Thirty blocks of Walnut Street, including the area around Penn’s campus, will be under construction throughout September.

The repaving project, which stretches from 33rd Street to 63rd Street/Cobbs Creek Parkway, is run by the Pennsylvania Department of Transportation. The project began Sept. 12, and the street remained closed overnight through Sept. 15. The paving portion of the project will cause further closures later in the month, beginning with paving on Sept. 26. 

House managers emailed residents of The Radian and Gutmann College House to advise them that they would hear “noise related to the milling machine, of grinding the asphalt and construction vehicles traveling on Walnut Street” from Sept. 12 to Sept. 15.

The Division of Public Safety also sent out memos about the construction to some tenants of Penn-owned buildings. Additionally, DPS also informs Penn community members via Traffic Advisories, which are opt-in communications about traffic issues in the Penn area, adding that Penn affiliates can register for the DPS Traffic Advisory email.
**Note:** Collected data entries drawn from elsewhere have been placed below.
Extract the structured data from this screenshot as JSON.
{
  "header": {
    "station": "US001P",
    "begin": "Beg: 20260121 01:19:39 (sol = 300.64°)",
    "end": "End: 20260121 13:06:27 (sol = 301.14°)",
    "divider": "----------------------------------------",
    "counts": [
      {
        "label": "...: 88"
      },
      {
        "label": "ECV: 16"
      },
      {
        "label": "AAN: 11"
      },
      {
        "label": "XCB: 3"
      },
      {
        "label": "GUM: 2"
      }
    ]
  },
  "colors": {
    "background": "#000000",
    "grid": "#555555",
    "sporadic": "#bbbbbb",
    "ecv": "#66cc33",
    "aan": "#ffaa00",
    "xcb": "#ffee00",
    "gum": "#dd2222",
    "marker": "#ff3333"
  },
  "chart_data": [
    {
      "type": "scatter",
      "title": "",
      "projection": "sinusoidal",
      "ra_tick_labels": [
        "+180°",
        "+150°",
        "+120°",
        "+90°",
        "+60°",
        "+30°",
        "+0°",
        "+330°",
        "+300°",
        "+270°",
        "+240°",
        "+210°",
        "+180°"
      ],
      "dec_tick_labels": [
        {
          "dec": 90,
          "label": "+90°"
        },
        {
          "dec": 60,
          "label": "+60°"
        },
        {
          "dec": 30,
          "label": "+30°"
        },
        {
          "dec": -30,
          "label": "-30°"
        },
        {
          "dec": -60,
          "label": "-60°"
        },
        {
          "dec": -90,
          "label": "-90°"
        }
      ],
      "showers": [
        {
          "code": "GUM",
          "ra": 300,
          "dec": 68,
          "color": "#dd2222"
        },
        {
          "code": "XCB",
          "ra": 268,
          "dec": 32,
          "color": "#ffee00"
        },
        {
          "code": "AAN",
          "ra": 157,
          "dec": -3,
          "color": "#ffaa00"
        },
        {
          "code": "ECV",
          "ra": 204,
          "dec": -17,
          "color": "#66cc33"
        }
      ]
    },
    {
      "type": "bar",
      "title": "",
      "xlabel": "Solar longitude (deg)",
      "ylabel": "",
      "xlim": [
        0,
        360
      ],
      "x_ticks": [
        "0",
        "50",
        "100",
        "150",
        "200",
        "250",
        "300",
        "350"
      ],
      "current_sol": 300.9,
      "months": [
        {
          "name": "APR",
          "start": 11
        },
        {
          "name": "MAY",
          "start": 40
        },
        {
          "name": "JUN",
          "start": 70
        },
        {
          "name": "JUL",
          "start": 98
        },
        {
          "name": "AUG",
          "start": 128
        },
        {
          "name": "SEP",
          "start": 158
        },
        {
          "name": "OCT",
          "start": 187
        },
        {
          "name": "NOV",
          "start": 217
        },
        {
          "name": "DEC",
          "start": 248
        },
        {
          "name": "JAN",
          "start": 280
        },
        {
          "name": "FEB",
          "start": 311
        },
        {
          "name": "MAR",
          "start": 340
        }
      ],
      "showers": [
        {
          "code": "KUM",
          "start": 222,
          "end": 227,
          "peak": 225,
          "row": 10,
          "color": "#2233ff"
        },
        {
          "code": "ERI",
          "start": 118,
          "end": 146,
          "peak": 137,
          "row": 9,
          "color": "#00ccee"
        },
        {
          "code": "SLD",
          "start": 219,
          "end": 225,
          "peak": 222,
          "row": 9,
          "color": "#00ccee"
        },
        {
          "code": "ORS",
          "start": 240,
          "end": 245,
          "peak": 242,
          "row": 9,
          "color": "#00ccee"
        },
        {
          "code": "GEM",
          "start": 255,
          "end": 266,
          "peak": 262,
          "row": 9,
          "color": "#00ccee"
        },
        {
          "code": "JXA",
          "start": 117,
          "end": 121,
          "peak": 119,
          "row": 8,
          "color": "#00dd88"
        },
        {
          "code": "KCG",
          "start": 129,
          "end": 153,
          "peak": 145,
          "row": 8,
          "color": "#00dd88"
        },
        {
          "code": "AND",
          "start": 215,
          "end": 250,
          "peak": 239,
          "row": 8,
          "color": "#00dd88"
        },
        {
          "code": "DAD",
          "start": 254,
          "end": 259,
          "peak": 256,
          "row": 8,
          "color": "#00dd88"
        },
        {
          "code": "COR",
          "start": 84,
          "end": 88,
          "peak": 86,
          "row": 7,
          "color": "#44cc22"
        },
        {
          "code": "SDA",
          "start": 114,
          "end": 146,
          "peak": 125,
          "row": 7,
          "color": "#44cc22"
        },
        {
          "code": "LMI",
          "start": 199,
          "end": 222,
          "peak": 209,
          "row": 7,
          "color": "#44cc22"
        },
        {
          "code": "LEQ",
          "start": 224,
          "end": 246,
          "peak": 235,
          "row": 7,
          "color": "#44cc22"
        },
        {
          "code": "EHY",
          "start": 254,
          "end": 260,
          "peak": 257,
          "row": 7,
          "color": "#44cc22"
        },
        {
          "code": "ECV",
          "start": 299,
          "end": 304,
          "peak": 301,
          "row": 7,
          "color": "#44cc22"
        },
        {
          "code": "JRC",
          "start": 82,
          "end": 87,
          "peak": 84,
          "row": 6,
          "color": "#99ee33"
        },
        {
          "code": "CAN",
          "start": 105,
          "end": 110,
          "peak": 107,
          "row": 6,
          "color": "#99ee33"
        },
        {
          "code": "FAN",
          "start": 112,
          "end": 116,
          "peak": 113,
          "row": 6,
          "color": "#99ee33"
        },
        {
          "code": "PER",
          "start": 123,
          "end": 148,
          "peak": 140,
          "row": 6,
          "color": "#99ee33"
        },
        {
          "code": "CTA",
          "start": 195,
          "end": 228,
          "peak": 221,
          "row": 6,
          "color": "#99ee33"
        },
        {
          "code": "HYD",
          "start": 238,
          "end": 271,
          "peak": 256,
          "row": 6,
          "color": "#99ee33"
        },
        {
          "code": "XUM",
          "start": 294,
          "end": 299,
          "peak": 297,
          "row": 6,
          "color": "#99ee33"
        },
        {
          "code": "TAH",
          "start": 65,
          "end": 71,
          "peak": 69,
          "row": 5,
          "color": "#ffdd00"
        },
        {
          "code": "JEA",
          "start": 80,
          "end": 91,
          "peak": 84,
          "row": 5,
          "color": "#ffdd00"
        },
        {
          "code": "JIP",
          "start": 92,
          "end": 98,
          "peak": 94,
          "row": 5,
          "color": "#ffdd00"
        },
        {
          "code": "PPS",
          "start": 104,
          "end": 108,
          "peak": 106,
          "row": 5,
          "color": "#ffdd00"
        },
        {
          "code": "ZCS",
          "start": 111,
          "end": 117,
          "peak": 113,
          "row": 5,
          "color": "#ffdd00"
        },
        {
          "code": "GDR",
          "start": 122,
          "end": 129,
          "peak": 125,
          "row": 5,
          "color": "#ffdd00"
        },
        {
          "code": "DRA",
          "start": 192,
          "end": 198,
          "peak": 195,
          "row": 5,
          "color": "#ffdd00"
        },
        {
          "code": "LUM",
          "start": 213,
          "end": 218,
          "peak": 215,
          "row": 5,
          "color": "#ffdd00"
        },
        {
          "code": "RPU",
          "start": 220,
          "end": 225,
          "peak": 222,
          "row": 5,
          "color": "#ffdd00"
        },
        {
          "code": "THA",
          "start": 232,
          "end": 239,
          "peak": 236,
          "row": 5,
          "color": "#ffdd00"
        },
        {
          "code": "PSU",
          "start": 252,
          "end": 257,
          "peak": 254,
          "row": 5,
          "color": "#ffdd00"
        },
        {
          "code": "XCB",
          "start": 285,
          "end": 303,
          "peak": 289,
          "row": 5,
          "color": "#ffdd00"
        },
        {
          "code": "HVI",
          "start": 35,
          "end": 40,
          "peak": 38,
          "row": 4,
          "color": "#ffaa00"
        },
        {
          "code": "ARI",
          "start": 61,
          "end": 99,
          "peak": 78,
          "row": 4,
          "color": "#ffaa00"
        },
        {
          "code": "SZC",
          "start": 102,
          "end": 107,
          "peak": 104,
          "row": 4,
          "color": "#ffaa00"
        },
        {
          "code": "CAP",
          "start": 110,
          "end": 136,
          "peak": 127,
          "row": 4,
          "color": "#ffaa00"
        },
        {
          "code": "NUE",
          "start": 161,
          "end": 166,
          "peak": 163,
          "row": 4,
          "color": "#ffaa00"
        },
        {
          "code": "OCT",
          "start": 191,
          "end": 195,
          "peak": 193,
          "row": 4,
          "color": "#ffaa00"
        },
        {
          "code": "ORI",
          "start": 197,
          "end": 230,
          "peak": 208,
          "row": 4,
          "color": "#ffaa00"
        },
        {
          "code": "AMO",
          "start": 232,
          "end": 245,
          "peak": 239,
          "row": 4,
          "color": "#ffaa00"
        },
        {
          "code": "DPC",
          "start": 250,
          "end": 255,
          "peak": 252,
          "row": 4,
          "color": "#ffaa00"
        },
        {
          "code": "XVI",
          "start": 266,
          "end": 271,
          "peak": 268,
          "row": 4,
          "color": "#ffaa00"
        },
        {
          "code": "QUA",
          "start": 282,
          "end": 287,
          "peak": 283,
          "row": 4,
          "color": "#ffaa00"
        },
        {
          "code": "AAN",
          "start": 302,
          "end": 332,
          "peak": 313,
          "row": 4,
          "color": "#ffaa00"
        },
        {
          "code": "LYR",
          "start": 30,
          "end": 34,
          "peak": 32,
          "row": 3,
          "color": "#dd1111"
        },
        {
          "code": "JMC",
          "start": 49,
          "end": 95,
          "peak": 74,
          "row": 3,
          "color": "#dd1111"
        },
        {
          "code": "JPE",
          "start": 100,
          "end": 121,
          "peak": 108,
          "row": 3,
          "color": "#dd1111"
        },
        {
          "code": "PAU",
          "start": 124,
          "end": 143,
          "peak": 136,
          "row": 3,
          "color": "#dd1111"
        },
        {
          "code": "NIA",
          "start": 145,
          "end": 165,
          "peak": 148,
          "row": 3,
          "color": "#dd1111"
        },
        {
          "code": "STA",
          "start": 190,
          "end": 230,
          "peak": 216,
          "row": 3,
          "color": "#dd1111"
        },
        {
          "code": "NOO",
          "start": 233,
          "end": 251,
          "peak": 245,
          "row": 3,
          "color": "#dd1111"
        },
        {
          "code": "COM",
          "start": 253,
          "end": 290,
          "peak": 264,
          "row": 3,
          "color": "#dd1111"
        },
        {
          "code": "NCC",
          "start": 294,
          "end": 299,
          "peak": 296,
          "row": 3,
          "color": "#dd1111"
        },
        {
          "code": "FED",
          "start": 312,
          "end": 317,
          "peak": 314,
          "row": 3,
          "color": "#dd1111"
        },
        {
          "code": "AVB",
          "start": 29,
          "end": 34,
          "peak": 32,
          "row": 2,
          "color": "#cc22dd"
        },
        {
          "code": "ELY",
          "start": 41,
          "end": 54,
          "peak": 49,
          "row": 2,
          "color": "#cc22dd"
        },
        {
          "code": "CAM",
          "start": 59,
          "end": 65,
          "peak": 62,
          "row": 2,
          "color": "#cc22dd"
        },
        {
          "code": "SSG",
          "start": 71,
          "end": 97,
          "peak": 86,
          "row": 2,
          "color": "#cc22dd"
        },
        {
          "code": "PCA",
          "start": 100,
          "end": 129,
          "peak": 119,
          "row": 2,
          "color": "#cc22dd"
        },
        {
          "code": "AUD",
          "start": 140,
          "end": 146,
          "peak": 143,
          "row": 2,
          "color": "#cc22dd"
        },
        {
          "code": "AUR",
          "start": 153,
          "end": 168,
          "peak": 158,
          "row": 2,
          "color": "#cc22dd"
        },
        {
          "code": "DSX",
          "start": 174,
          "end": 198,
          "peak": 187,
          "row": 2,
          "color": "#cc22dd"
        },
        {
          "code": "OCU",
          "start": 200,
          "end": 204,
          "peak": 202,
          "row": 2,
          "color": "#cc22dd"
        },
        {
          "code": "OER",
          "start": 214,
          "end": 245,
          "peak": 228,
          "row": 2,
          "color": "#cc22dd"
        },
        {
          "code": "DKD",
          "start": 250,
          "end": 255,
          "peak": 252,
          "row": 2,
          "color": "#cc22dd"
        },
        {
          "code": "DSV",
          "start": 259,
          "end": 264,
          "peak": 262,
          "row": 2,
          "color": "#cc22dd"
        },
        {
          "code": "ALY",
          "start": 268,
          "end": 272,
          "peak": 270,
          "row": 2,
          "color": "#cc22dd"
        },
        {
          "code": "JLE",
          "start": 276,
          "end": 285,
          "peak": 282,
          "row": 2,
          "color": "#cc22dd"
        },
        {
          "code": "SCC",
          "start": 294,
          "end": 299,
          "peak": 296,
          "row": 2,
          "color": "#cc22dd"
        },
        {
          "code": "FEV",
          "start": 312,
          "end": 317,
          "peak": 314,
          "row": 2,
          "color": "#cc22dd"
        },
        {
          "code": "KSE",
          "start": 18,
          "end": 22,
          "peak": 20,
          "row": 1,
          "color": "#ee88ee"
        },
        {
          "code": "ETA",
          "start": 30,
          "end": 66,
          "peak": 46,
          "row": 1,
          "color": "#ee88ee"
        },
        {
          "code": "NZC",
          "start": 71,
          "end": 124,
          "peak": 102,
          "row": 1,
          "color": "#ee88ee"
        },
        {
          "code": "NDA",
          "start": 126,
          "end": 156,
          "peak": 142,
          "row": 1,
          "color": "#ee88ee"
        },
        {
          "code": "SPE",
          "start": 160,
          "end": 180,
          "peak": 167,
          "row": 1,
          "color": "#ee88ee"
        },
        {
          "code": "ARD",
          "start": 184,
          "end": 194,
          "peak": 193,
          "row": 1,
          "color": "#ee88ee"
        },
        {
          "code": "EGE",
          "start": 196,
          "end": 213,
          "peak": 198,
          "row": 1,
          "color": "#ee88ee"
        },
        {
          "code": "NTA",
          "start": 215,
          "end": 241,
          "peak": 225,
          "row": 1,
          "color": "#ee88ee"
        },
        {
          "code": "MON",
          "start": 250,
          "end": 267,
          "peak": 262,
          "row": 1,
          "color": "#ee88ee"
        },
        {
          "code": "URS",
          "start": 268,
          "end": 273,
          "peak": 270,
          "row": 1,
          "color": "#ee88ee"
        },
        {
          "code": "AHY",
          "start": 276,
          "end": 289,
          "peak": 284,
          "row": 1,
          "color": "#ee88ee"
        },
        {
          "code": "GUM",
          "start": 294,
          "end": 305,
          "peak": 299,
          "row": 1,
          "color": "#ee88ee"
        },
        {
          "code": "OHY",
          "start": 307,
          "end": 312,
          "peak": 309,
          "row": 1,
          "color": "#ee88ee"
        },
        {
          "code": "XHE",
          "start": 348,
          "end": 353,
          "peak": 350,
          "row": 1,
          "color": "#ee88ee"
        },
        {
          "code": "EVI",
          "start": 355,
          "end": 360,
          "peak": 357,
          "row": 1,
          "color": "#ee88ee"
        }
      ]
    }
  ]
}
The Daily Pennsylvanian spoke to some Penn community members who expressed confusion and frustration about the construction.

“I knew nothing about [the construction] before it started,” College junior Aspen van der Hoeven told the DP. 

“The road was wrecked,” a Penn graduate student said.

The student, who uses a wheelchair, said the construction and the lack of communication surrounding it made it difficult for her to travel across the street. 

“If I didn’t have someone helping me through getting from one sidewalk to the other, I wouldn’t have been able to do it,” she said. “When I was crossing the road, my wheelchair broke [because of the rough pavement]. That is the kind of thing that is prone to happen when you have those unsafe conditions.” 

The construction has also been bothersome for college house residents, both during the day and in the overnight hours. 

“When I go down and I’m sitting in the study spaces, I hear it, and I hear it as soon as I leave the building, especially on the street side and not the campus side,” van der Hoeven said. 

Van der Hoeven added that she would have appreciated more of a heads up from the university.

“I understand that it’s construction and needs to happen, but it affects everybody who lives in Gutmann,” she said. 

The Penn graduate student agreed that more notice would have been appreciated.

"Penn could have sent a memo to everyone saying the roads are getting fixed,” she said. 

A release from the City of Philadelphia on Sept. 11 details the outline of the project, including that Walnut Street will be repaved and repainted, and a new bike lane will be created throughout the fall. According to the release, Walnut Street is currently labeled as a “Vision Zero High Injury Network corridor,” which means that there is a “higher rate of severe traffic crashes than the average Philadelphia street.” 

According to Matt Cassidy, the communications manager for the city’s Office of Transportation, Infrastructure, and Sustainability, the project will calm traffic and increase pedestrian safety.

Cassidy told the DP that this area has had 331 crashes from 2018-2022, with 214 injured, 15 seriously injured, and 3 killed. 

“Nearly 45% of those total crashes were due to aggressive driving,” Cassidy wrote. 

The Walnut Street project is based on a similar project that took place on Chestnut Street in 2017. The Chestnut Street project reduced injuries by 40% and significantly reduced the number of crashes.

The repaving portion of the Walnut Street project is expected to begin on or around Sept. 26 and continue through Sept. 29.